For Brigitta Wagner Sultana, painting is not a job title.  It’s not a habit, to be picked up or put down, or an occupation, but rather a part of who she is. Like being a mother or a wife, painting and creating art is instilled into her everyday life, a role just as natural as the other two. It’s a vocation that has followed her for years, from her time in college to working in television in New York and graphic design in Florida to now, in her full-time role as a mother of two. “I never stopped painting after I graduated college. I always did it as a creative outlet, other than what I was doing in graphic design,” says Sultana. “As an artist, you never stop.”

Artwork by Brigitta Sultana. Photography by Wes Roberts.

ARTWORK BY BRIGITTA SULTANA. PHOTOGRAPHY BY WES ROBERTS.

That attitude is what has led to Sultana’s latest exhibition, Emerge, opening October 7th at the Mara Art Studio and Gallery, her first gallery opening since 2010. “I haven’t really shown since then, because I had another baby and life just kind of took over, but even though you get detoured along the way, you never stop creating,” says Sultana. While her previously shown work featured collages, her work in Emerge has taken a new direction—one that fully infuses family and art. “Before, I just created what I wanted to at the time. There wasn’t a specific subject matter,” attests Sultana. “Now, I feel like I have a specific subject line that I’m working on and a methodology for working on it–it’s just taken me this long to figure it out.”

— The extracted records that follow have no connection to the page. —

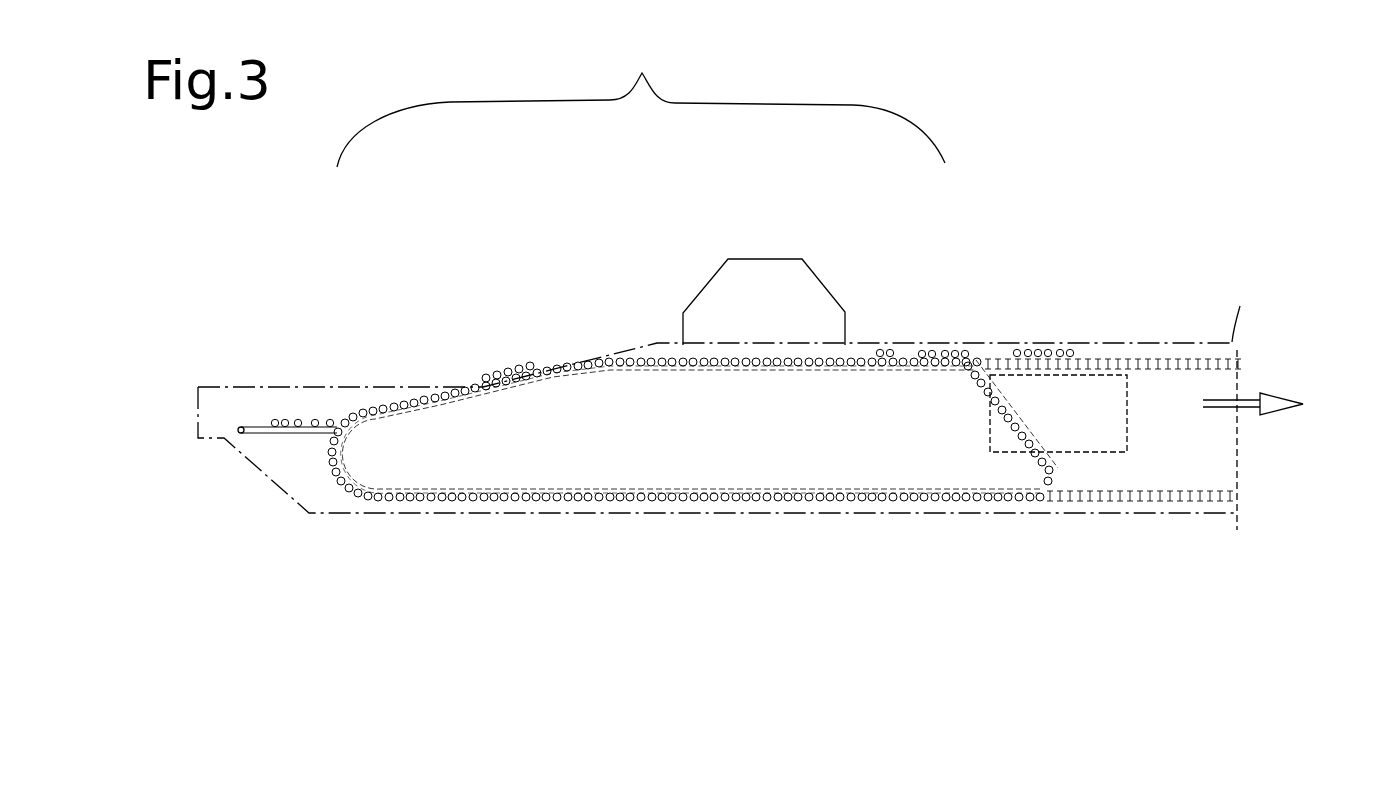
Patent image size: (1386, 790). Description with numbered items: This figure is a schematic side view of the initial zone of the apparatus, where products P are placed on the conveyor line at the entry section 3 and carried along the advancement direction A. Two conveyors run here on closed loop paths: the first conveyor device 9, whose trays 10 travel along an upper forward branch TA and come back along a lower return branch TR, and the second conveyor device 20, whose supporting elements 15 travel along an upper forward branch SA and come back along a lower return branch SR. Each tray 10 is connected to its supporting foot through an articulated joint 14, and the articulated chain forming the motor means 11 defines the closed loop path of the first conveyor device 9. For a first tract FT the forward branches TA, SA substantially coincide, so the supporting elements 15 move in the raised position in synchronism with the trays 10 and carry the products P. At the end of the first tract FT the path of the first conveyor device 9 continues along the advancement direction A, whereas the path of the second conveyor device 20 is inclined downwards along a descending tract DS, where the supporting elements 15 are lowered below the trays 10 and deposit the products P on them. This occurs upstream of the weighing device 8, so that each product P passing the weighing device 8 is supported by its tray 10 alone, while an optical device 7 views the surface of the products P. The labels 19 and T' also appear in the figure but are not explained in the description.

The entry section 3 is at (345, 368).
The optical device 7 is at (774, 293).
The weighing device 8 is at (1110, 390).
The first conveyor device 9 is at (1130, 333).
The tray 10 is at (1095, 358).
The motor means (articulated chain) 11 is at (1238, 358).
The articulated joint 14 is at (1063, 460).
The supporting elements 15 is at (1057, 438).
The pin 19 is at (380, 392).
The second conveyor device 20 is at (975, 335).
The products P is at (317, 422).
The upper forward branch of the tray path TA is at (452, 388).
The upper forward branch of the supporting element path SA is at (583, 370).
The first tract of the forward branches FT is at (641, 103).
The lower return branch of the tray path TR is at (617, 503).
The lower return branch of the supporting element path SR is at (977, 503).
The tape T' is at (857, 500).
The descending tract DS is at (1022, 413).
The advancement direction A is at (1273, 398).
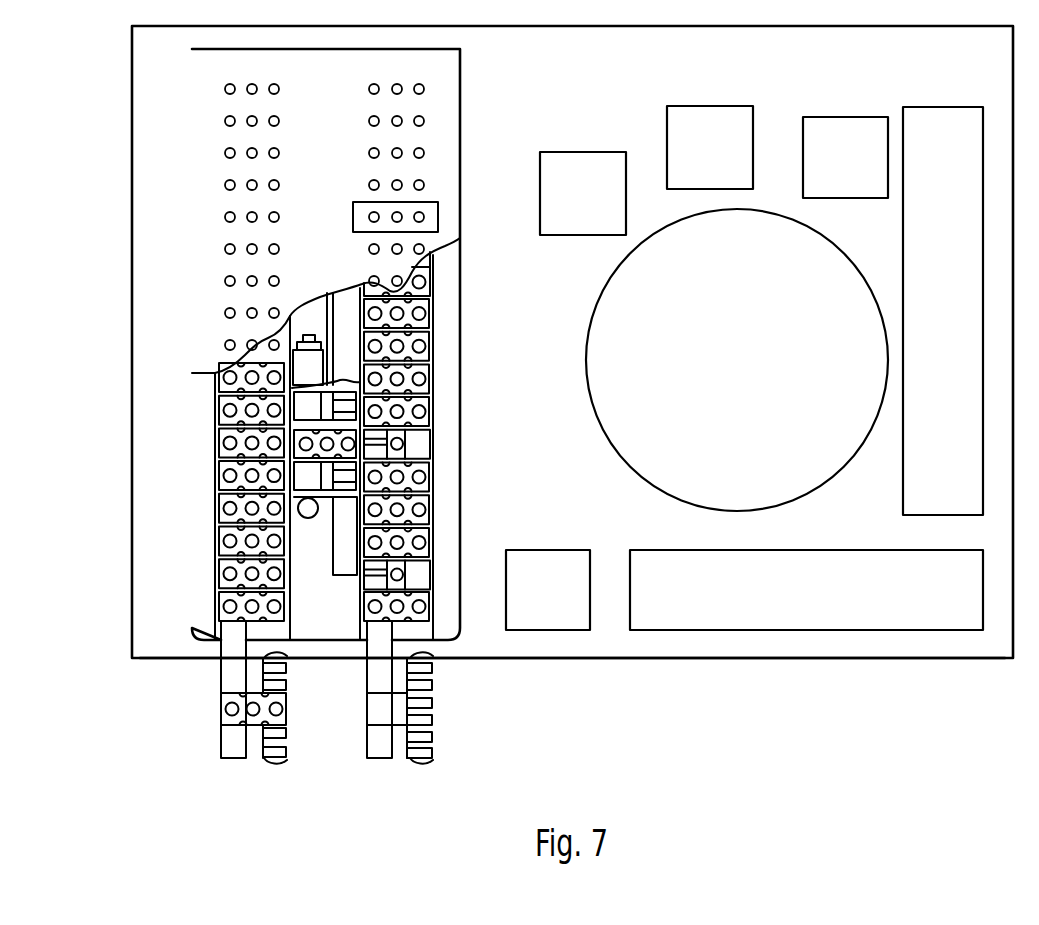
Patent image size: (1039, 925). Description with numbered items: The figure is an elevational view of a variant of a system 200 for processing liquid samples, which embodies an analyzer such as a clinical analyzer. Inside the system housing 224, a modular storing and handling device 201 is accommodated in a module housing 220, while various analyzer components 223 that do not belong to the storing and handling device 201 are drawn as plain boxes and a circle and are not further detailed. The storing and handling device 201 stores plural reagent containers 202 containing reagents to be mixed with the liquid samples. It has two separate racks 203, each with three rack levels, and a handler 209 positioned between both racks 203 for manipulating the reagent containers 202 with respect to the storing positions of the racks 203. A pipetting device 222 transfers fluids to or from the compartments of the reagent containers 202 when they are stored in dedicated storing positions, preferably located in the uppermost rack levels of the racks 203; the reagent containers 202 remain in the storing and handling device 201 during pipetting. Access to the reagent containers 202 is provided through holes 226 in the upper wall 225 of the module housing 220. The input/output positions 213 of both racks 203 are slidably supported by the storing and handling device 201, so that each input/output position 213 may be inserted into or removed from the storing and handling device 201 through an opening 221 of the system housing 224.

The system 200 is at (662, 659).
The storing and handling device 201 is at (188, 574).
The reagent containers 202 is at (230, 552).
The racks 203 is at (363, 607).
The handler 209 is at (325, 498).
The input/output positions 213 is at (383, 760).
The module housing 220 is at (472, 101).
The opening 221 is at (367, 662).
The pipetting device 222 is at (440, 212).
The analyzer components 223 is at (600, 209).
The system housing 224 is at (899, 667).
The upper wall 225 is at (204, 117).
The holes 226 is at (224, 248).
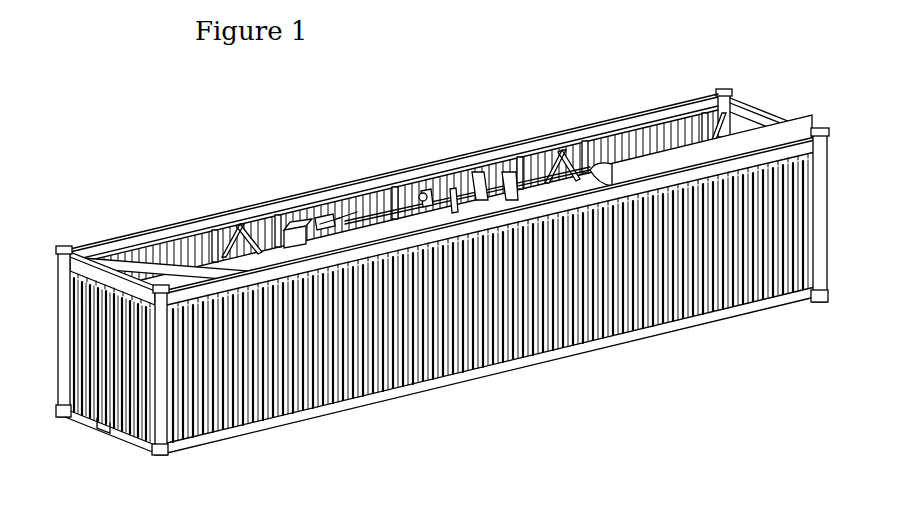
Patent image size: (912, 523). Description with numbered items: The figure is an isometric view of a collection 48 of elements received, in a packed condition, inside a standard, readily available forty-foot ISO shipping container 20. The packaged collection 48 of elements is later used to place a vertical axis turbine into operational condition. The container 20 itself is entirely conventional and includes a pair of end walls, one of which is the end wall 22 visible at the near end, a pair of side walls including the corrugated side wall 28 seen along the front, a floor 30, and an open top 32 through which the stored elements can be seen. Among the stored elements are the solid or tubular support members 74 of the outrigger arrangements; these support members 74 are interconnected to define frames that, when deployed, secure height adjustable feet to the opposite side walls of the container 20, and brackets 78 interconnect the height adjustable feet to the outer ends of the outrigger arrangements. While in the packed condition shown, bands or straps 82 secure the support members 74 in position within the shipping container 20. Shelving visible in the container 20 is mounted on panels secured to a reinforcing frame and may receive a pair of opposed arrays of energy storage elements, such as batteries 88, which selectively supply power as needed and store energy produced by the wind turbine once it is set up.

The shipping container 20 is at (446, 256).
The end wall 22 is at (110, 347).
The side wall 28 is at (342, 368).
The floor 30 is at (118, 428).
The open top 32 is at (613, 128).
The collection of elements 48 is at (643, 145).
The support members 74 is at (512, 173).
The brackets 78 is at (325, 220).
The bands or straps 82 is at (462, 168).
The batteries 88 is at (300, 222).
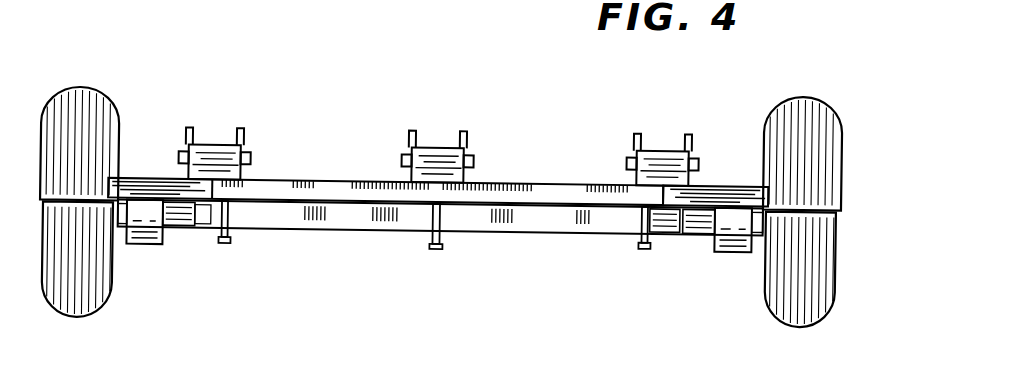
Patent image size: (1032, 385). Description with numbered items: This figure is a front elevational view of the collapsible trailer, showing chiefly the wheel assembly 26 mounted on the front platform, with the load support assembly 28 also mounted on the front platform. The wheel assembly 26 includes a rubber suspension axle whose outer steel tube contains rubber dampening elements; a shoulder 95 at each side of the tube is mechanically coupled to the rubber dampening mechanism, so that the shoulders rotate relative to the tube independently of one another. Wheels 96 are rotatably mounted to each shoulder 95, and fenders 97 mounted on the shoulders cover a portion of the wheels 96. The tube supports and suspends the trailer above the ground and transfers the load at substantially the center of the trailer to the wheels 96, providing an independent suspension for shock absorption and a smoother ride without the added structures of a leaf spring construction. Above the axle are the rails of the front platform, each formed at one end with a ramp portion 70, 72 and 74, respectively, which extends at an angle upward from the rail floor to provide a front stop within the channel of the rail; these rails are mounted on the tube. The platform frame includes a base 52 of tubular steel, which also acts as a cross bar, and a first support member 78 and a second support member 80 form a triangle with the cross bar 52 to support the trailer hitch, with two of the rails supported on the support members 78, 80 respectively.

The wheel assembly 26 is at (512, 242).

Artwork by Brigitta Sultana. Photography by Wes Roberts.

ARTWORK BY BRIGITTA SULTANA. PHOTOGRAPHY BY WES ROBERTS.

Sultana will show paintings from her Stones and Salt Flats series, respectively. This newer work focuses on the geometric angles of landscapes. Take the Salt Flat series for instance, which derives its inspiration from the salt pans that line the coast of Gozo, Malta. Sultana, whose husband hails from Malta, visited the area on a family trip. “The graphic design part of me was drawn to the angles and depth perception of these very geometric salt flats. Even though I don’t really practice much graphic design anymore, I still have an eye for it and can’t get rid of it—it’s evident through my work,” says Sultana. In the Salt Flats series, Sultana creates creative renditions of the geometric landscapes of these already somewhat surreal salt pans. Her paintings are not abstract, but not exact either, lying somewhere between the two styles, spawned from her own photography and imagination alike. While all are acrylic on canvas, they vary widely in color, tone, and style: some use soft brush strokes to create lighter blushes of color that shimmer between the rectangular confines of the salt pans while others create harder and more abstract layers that stack amongst each other. All however, derive from a common source –her photography. “One of my thesis projects for my final show in college included constructed landscapes that consisted of a series of objects that I manipulated to look like landscapes. I feel like the Salt Flats had the same feel to them–while they look very natural in terms of being close to the water and carved into the limestone there is this geometric and man-made element to them as well. It’s constructed, but it’s also a natural phenomenon as well,” says Sultana.

In both the Salt Flats and Stones series, Sultana works from a series of images that she takes herself, at times transferring the image onto the canvas as a template or merely using it as a muse. “The Stones series was inspired because my kids and their cousins were building a wall and just having fun with these stones on a sandy beach. I just started photographing them and then the series was kind of initiated by accident. I just shot away at all the different layers of rocks and that’s how that happened,” says Sultana. “Both the Salt Flats and Stones series emerged from those experiences and are intertwined in a way.” While for the paintings shown in Emerge, Sultana’s process starts with photography, it’s not entirely predicated on it. For example, not every single painting is based upon an image transfer—her process is more organic, at times taking days, weeks, or even months to complete a painting. Perhaps it’s because in the midst of her painting, is her life, the balancing act of being a dutiful mother and an artist.